To believe that Jesus was born to die and that God’s intent was for Jesus to die can lead to the acceptance of the suffering of ourselves and others, and to apathy in the face of injustice.  This allows us to justify not only Jesus’ execution, but other injustices as well. For if all is well and it is God’s will for one man, Jesus, to be tortured and executed by the State, why not others?  (This question takes on new meaning as Donald Trump promises to revive and expand the policy of torture practiced during the Bush administration.)  If things have been set right by the death of Jesus and everything is going according to God’s plan, why try to change anything?  Why not accept everything that happens, every injustice, every execution, as God’s will?

This is religion that supports Empire.  This is the antithesis of the spirituality of Jesus.  It serves the Powers.  Entrapment of the innocent, torture, and execution by the State are not now and never have been in accordance with the will of God.

The death of Jesus was not God’s intent.  God’s intent in sending Jesus was to show us what God is like and what human life and community can be when lived in the presence of God.  Clearly, such a life is a threat to the Powers that Be.  Jesus had settled for himself long before that being a beloved child of God meant being at odds with the world’s power structures.  He had been tempted early on to seek status, wealth, and worldly power. Instead, he chose the “foolishness” and “weakness” of Love.  He chose “the wisdom of God, secret and hidden,” which the rulers of that age did not understand.  “If they had, they would not have crucified the Lord of glory” (1 Corinthians 2). That’s why Jesus died—because the ruling Powers killed him.

Fortunately, we don’t need to jump through ideological hoops in order to have a personal, life-giving, Spirit-filled relationship with Jesus Christ.  We don’t have to adopt a deterministic belief system in order to come to terms with suffering and to experience forgiveness, spiritual connection, and the unconditional grace and love of God.

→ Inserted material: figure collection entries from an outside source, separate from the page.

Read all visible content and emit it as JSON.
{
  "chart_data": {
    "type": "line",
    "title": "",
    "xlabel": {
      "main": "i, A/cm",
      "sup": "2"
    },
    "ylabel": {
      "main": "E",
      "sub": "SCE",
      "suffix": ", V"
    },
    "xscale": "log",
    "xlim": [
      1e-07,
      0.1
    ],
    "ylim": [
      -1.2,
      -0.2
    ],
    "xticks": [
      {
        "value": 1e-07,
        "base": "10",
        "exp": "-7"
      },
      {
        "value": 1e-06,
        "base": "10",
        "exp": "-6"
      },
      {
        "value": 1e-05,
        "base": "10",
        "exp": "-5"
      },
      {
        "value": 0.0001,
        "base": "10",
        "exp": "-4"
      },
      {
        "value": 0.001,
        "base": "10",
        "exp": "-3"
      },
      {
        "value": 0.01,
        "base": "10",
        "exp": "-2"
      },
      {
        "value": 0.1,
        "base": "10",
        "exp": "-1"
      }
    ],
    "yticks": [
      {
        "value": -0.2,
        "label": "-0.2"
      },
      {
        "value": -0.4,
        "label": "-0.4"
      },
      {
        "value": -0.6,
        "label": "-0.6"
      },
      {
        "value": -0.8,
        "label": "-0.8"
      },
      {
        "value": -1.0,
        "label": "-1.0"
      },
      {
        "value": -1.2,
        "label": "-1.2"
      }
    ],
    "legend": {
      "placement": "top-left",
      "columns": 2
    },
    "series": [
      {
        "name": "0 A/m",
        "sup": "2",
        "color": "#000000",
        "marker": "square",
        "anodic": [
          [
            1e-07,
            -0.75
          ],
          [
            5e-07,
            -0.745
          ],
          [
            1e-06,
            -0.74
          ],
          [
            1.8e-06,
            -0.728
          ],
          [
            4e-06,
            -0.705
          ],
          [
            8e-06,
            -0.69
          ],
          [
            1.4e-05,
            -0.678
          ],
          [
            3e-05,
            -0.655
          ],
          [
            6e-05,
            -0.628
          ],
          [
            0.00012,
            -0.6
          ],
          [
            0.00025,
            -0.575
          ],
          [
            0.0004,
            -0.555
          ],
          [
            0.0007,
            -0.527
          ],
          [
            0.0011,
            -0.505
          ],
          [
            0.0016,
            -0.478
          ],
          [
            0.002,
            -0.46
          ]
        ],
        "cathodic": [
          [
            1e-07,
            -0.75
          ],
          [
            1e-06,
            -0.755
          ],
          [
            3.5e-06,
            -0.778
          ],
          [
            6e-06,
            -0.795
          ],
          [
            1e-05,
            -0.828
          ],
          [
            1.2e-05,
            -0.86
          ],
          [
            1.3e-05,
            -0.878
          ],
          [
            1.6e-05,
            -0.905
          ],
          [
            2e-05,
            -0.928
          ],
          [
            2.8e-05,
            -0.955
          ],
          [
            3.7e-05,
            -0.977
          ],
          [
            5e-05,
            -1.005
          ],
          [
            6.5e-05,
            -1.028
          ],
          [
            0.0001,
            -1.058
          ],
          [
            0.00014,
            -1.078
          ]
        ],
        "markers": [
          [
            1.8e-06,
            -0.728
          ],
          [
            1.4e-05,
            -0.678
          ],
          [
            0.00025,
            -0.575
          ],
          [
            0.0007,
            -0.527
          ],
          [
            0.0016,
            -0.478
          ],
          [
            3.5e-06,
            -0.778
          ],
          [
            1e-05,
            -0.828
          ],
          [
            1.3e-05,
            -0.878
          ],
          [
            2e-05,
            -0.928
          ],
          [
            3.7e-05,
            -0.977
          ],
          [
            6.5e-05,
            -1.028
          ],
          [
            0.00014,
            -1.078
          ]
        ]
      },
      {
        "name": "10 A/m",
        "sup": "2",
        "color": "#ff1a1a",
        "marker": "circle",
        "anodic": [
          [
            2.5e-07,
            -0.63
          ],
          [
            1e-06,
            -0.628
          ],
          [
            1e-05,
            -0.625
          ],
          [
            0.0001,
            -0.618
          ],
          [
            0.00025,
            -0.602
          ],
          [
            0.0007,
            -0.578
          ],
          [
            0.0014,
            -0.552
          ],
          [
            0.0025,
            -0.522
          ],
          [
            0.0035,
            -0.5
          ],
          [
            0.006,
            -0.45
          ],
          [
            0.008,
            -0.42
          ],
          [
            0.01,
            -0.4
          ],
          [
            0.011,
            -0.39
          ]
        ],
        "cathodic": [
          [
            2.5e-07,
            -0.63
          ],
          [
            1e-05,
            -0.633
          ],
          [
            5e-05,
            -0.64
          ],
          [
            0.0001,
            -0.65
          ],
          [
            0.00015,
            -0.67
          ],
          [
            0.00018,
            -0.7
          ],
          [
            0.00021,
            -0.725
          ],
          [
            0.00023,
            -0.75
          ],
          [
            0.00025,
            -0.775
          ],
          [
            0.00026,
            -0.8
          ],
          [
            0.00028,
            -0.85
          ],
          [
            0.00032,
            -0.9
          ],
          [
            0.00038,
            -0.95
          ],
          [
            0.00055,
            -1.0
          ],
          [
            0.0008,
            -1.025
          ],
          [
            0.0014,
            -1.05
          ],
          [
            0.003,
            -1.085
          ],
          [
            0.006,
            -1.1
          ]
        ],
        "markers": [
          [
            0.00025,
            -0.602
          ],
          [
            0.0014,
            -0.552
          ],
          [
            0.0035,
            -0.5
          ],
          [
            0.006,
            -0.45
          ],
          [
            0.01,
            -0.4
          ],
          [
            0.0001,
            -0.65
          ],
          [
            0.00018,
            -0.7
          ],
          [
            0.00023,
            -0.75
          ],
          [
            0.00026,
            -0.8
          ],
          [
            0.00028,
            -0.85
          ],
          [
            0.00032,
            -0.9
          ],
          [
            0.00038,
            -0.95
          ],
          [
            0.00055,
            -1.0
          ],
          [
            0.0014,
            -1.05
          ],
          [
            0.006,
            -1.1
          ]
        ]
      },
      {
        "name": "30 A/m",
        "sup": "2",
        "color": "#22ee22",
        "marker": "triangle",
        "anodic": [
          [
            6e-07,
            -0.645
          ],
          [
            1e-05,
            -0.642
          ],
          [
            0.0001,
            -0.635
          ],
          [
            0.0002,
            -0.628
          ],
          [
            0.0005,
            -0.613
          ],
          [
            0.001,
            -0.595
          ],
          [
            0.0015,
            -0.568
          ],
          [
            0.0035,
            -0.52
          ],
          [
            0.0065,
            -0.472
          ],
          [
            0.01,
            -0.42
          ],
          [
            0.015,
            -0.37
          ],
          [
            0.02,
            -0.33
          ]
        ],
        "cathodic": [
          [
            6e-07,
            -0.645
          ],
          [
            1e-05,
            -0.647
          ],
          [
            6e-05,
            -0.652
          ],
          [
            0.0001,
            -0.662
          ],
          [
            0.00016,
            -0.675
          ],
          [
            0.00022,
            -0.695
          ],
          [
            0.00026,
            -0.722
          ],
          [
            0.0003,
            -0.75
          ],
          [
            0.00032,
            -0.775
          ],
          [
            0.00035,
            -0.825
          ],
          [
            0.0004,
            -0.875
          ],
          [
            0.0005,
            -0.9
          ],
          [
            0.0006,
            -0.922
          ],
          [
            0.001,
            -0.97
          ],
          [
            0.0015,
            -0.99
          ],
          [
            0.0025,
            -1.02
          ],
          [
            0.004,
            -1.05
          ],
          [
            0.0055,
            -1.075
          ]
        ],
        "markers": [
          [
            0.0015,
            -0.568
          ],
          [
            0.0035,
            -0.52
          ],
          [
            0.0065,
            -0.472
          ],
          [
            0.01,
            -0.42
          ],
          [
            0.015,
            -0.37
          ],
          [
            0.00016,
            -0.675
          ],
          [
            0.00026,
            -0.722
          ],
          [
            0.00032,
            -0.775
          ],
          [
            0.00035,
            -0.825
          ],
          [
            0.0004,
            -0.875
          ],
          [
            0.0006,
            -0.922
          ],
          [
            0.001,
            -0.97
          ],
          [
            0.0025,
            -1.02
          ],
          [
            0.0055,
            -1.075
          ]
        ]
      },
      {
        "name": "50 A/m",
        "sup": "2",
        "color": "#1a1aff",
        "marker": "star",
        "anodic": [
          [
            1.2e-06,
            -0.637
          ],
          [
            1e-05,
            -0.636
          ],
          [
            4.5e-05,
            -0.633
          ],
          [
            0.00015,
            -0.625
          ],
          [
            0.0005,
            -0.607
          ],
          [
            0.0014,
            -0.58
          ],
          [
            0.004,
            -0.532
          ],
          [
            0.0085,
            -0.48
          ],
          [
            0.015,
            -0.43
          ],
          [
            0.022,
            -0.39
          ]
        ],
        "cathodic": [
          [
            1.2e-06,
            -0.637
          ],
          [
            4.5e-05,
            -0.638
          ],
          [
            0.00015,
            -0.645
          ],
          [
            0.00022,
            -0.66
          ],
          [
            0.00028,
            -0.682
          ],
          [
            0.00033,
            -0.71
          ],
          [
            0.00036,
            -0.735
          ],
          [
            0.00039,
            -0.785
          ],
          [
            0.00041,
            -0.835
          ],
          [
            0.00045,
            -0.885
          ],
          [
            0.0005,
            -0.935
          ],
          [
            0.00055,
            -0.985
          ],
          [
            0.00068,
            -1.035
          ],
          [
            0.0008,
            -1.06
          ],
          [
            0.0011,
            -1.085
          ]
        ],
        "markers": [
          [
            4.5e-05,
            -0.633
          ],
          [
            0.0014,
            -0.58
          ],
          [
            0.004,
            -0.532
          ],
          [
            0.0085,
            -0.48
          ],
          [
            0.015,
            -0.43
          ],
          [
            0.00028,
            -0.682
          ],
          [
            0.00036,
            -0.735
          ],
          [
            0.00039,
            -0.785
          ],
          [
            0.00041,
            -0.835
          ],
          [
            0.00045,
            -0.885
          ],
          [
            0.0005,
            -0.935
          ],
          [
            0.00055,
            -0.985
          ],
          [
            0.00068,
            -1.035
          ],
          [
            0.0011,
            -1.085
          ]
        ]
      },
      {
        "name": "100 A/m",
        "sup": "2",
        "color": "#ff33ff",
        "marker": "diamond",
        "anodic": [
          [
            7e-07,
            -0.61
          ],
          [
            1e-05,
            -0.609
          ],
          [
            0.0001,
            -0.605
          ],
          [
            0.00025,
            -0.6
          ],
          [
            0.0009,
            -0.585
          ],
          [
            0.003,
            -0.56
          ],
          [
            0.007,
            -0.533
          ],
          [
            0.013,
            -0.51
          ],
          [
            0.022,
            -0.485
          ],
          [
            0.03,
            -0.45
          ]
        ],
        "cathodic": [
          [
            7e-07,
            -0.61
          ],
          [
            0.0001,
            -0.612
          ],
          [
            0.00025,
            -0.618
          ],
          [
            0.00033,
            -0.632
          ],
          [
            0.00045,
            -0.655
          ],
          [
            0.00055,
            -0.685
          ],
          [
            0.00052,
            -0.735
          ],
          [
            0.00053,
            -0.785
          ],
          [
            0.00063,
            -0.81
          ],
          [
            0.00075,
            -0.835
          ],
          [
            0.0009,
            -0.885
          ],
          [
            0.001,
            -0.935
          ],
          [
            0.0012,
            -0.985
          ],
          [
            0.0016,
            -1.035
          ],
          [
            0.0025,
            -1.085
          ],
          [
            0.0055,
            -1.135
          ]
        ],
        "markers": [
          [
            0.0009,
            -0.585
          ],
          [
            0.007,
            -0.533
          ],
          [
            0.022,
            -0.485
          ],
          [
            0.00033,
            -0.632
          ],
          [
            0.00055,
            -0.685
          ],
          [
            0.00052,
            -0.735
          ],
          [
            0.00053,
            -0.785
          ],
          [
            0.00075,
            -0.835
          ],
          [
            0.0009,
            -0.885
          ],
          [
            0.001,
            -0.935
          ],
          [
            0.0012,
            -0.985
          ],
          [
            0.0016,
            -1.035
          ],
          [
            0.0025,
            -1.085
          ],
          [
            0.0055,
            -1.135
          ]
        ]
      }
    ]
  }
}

The story of the execution of Jesus brings about a great reversal of spiritual perspective.  Instead of seeing God as a King, Judge, or Director of human events, in the crucified Christ we see God as the object of scorn, shame, ridicule, and judgment, as abandoned and broken-hearted, as lover, as Love.  God rejoices with us when we rejoice, weeps with us when we weep, showers both the just and unjust with all the blessings of creation, and calls us to embody Love in this world.  Jesus was one who did just that.  Those of us who follow him are called to do so fully and completely, renouncing fear and paralysis, living in the power of the Spirit, and heading straight into the heart of the struggle for a better world, as he did.